Le ministère de l’Environnement et de la Lutte contre les changements climatiques du Québec défend la nouvelle cartographie comme une action préventive nécessaire. « Mieux vaut agir maintenant que d’attendre une catastrophe », a déclaré la porte-parole du ministère, Véronique Déry. « Ces désignations nous aident à mieux préparer les communautés et les infrastructures face à des conditions météorologiques de plus en plus imprévisibles. »
Pour ceux qui vivent dans les zones nouvellement désignées, les questions pratiques abondent. Les permis de rénovation pourraient devenir plus difficiles à obtenir. Les ventes de propriétés pourraient faire face à des obstacles supplémentaires. Certains propriétaires s’inquiètent des exigences de divulgation lors de la vente.
« Je prévoyais de mettre ma maison en vente au printemps prochain », a partagé Monique Leblanc de l’Île-Bizard. « Maintenant, je ne sais pas si je devrais attendre ou accepter que je pourrais recevoir significativement moins que ce que j’espérais. Il n’y a pas de conseils clairs pour les personnes dans ma situation. »
La mairesse Valérie Plante a abordé ces préoccupations lors de la réunion du comité exécutif d’hier, promettant de défendre les intérêts des propriétaires touchés tout en reconnaissant la responsabilité de la ville de s’adapter aux réalités climatiques. « Nous travaillons à équilibrer les droits de propriété avec la sécurité publique », a-t-elle déclaré. « Cela nécessitera des conversations difficiles et des compromis. »

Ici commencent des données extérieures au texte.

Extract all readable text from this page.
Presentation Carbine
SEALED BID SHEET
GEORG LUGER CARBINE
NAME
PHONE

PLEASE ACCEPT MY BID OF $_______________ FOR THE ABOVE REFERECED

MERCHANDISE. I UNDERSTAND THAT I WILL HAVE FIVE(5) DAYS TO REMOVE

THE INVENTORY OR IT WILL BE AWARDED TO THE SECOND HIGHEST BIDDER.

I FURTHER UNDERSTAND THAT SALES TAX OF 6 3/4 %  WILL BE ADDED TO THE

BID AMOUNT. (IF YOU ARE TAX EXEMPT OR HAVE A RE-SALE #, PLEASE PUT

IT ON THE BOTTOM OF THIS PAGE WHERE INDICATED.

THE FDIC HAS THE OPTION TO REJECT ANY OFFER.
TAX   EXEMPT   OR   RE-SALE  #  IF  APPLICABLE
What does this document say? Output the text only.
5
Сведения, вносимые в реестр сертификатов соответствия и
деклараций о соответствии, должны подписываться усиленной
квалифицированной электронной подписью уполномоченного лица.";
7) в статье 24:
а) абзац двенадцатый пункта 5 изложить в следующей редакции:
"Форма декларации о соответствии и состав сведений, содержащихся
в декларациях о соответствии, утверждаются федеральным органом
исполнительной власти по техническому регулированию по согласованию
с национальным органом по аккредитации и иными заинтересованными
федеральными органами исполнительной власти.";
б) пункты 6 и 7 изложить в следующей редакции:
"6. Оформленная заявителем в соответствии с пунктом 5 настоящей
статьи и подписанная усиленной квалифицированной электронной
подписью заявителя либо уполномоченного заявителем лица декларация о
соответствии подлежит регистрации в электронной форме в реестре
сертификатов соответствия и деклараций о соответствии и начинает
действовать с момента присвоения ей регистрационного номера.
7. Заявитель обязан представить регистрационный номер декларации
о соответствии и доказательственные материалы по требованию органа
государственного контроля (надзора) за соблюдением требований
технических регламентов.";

La province a alloué 45 millions de dollars pour des infrastructures d’atténuation des inondations à Montréal au cours des cinq prochaines années, mais les critiques soutiennent que cela est bien en deçà de ce qui est nécessaire. Certains groupes communautaires ont commencé à s’organiser pour contester certaines désignations de zones qu’ils croient basées sur des données erronées.
En réfléchissant à mes conversations avec les propriétaires touchés, ce qui me frappe le plus est le poids émotionnel de cette incertitude. De nombreux Montréalais ont bâti leur vie et leur avenir autour de maisons qui portent maintenant une désignation officielle de risque – un risque qui pourrait ne jamais se matérialiser mais qui affecte néanmoins leur réalité actuelle.
L’expansion des zones inondables représente une prise de conscience plus large qui se produit à travers le Québec, alors que les changements climatiques nous forcent à réévaluer notre relation avec les cours d’eau qui ont toujours été au cœur de notre identité. Pour l’instant, les résidents doivent naviguer dans un paysage complexe de valeurs immobilières, de polices d’assurance et d’évaluations des risques personnels – tout en se demandant si l’eau montera un jour réellement.